Tone-Deaf Ted Cruz Got Booed Off Stage at a Gala for Middle Eastern Christians


You can say this about Ted Cruz — he doesn't play to the crowd.

The Texas senator and Tea Party favorite made an appearance at a gala hosted by In Defense of Christians, a group that raises awareness of persecuted Christians and other religious minorities in the Middle East. It did not go well.

Cruz was booed after saying that "Christians have no greater ally than Israel." The heckling continued as he dug deeper, and he eventually left the stage.

Take a look:

Before that video starts rolling, per the Daily Caller, Cruz told the crowd that "[t]hose who hate Israel hate America" and "[t]hose who hate Jews hate Christians."

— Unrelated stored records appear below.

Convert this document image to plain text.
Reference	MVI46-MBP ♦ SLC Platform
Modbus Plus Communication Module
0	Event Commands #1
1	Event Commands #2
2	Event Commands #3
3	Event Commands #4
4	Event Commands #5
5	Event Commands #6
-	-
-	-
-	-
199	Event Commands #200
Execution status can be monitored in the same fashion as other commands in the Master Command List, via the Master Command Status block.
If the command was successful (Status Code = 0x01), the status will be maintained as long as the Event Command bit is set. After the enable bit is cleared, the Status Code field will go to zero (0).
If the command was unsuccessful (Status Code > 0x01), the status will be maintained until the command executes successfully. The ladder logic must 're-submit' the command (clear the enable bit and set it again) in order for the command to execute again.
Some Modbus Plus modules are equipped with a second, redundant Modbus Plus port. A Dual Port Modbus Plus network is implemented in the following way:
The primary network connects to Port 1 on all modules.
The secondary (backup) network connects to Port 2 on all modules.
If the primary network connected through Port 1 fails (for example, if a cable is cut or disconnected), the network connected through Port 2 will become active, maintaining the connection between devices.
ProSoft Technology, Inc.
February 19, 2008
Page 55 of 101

"If you hate the Jewish people, you are not reflecting the teachings of Christ," he said. "And the very same people who persecute and murder Christians right now, who crucify Christians, who behead children, are the very same people who target Jews for their faith, for the same reason."

That's when In Defense of Christians president Toufic Baaklini came onstage to urge the hecklers to quiet down, to no avail. Cruz exited with, "If you will not stand with Israel and the Jews, then I will not stand with you. Good night and God bless."

As the Daily Caller notes, many Middle Eastern Christians don't have the same political dedication to Israel that many evangelical Christians in the U.S. do. While Israel allows Christians to practice freely, many in the region feel its foreign policy alienates Palestinian Christians.

In a statement after the event, Cruz attributed the reaction to anti-Semitism on the part of the crowd, telling Breitbart News that it was "a shameful display of bigotry and hatred."

Slate explains that the gala was already starting to cause some controversy on the right before Cruz's speech, with the Washington Free Beacon reporting that it would "feature pro-Hezbollah and pro-Assad speakers." Using his speech to call for support for Israel — and walking off stage after the boos came — allowed Cruz to reinforce his credentials without being associated with any of the event's other speakers in the minds of conservative press and voters.